Morton recalled many church gatherings in the wake of King’s death, where people were able to mourn together and share their feelings about the great loss.
Newell said her parents stayed glued to the TV for days.
“They were sad and quite taken aback,” she said. “There was this feeling that we finally had someone to lead and try to make a difference for them and their children, and now he was gone.”
‘It’s a heart problem’
Newell said she didn’t know much about Jim Crow or the term racism growing up, but she did recall experiences with it.
The woman said she will always remember the feelings of fear she felt one day when she accompanied her father to pay a parking ticket.
“I hadn’t been in town a lot,” she said. “I hadn’t been around many white people. I was scared because I hadn’t been in that environment. I sat in my dad’s truck afraid that he may not come back. That they might put him jail for that parking ticket.”
Newell said she attributes much of the issues with prejudice and racism to fear of the unknown.
“When our schools were integrated, I went to Fannie Bush and I had all white teachers, maybe 20 black students there,” she said. “I had a roommate in college who was from Chicago and told me she was scared of black people. But what she didn’t realize was that black children were afraid of white people, too. White children were told stories about black people that made them scared. But what we knew of white people was slavery and the stories of parents being taken, beaten, forced to work.”
She said generations of people may not realize that much of the issues with racial discourse fall back on myths, misunderstandings and fear.
“People in their 60s or older, they may not realize that people of different races still have fear in their hearts today,” she said.
Morton agreed the issues fall back on the heart.
“You know, things haven’t changed much over the 50 years since King’s death,” she said. “Because the hearts haven’t changed. We’re still fighting racism. And if it’s not about race, it’s about class or it’s about religion. It’s the hearts that need to change. There are enough rules on the books to change things, but until the heart changes, we will continue to be in this state.”
Newell said she believes racism is still an issue. She weeps over the shootings of black men, and she still sees a need to fight for equality for all, regardless of race or class.
“There is a whole section of town that I feel does not get equal representation because they are lower-income,” she said. “There is still a great need for us to fight for unity and equal representation. Even our local government needs to do a better job.”
‘Straighten your back up’
Newell said she sees King’s dream live on in the wake of current events.
“I see these children marching in the streets, demanding change,” she said. “I see teachers protesting. And I see people of all colors doing it together. I see children of all colors protesting peacefully. And that generation is not going away.”

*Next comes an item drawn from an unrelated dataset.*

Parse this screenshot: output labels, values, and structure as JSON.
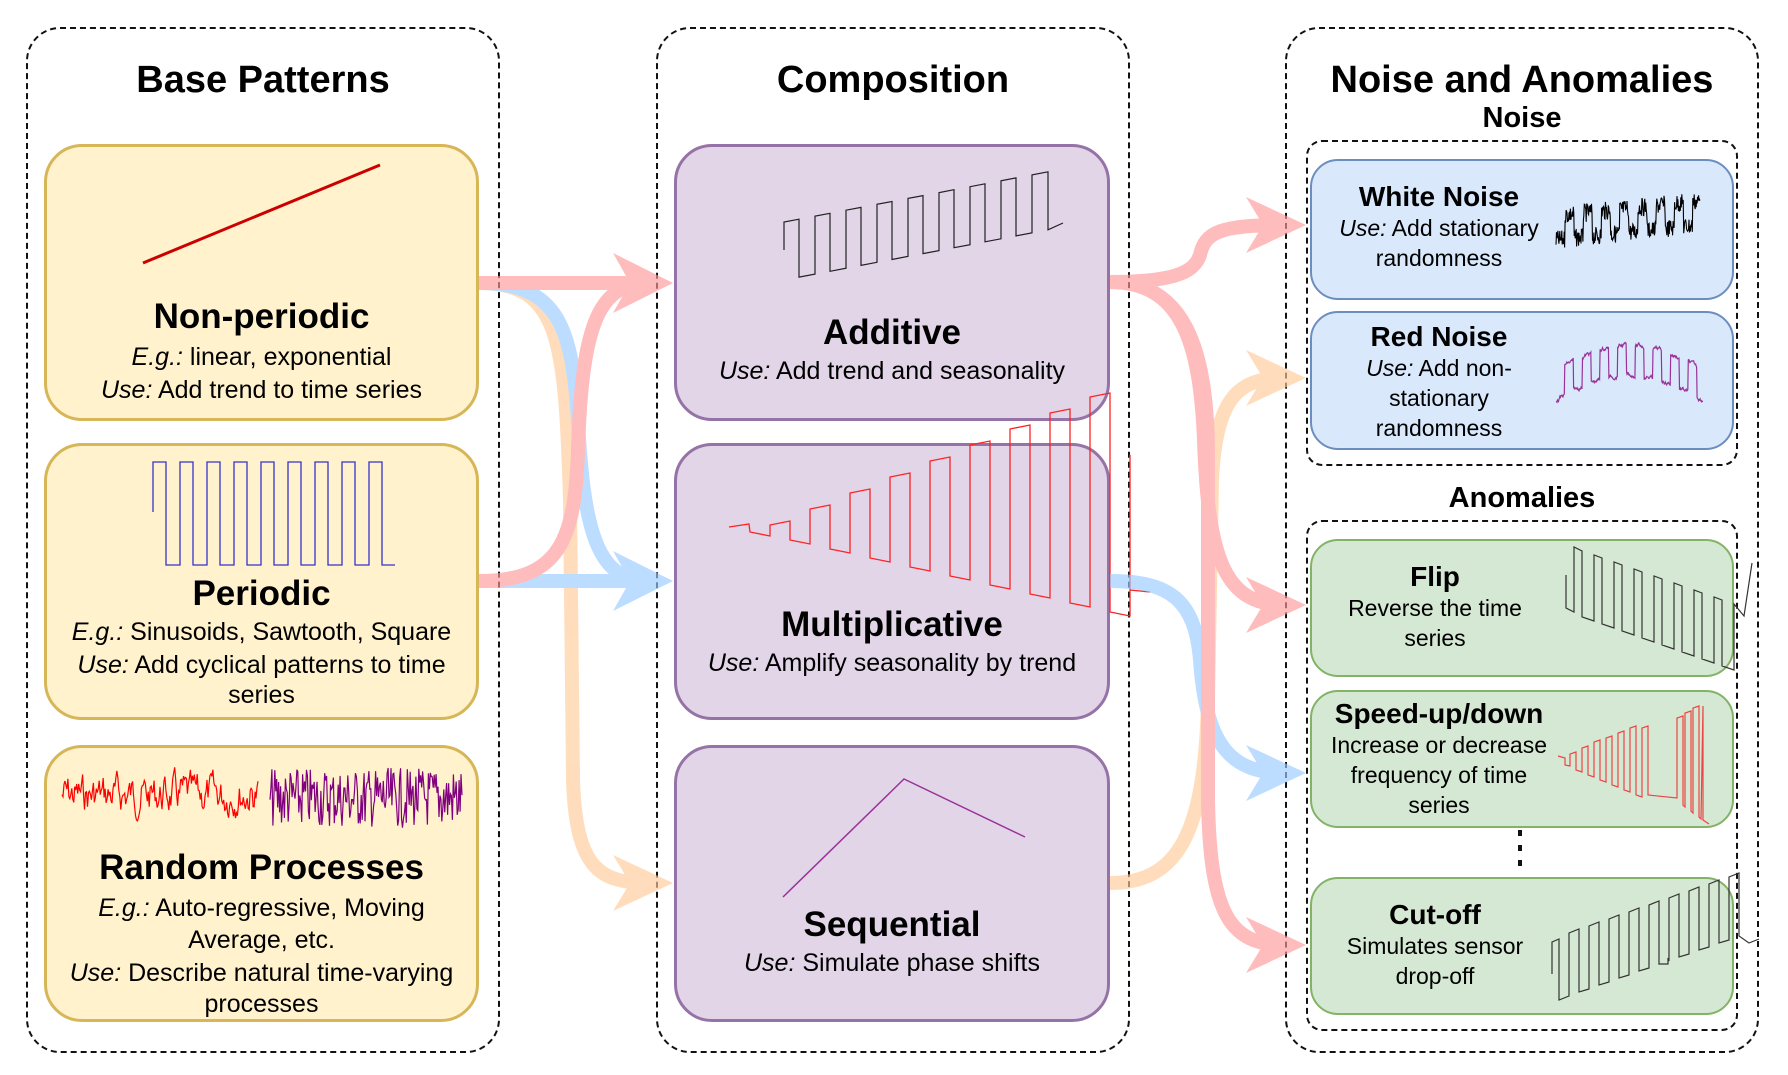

A Baptist minister, King’s message of equality was steeped in his desire for nonviolent protest.
“From his demonstration of nonviolence and peace to get something accomplished, I think that has had an effect on everyone. That’s what he wanted,” Newell said. “It taught me that you advocate for the less fortunate and be a voice for the unheard. He set the stage for it to be done peacefully and still get done what you want.”
Newell said she also learned that change does not come overnight.
“It’s a process,” she said. “That’s something I still have to learn at 58 years old. It’s a process.”
However, she lets King’s words be her motivation to stand.
“He said whenever men and women straighten their backs up, they’re going somewhere. So, if you want something, straighten your back up. Stand.”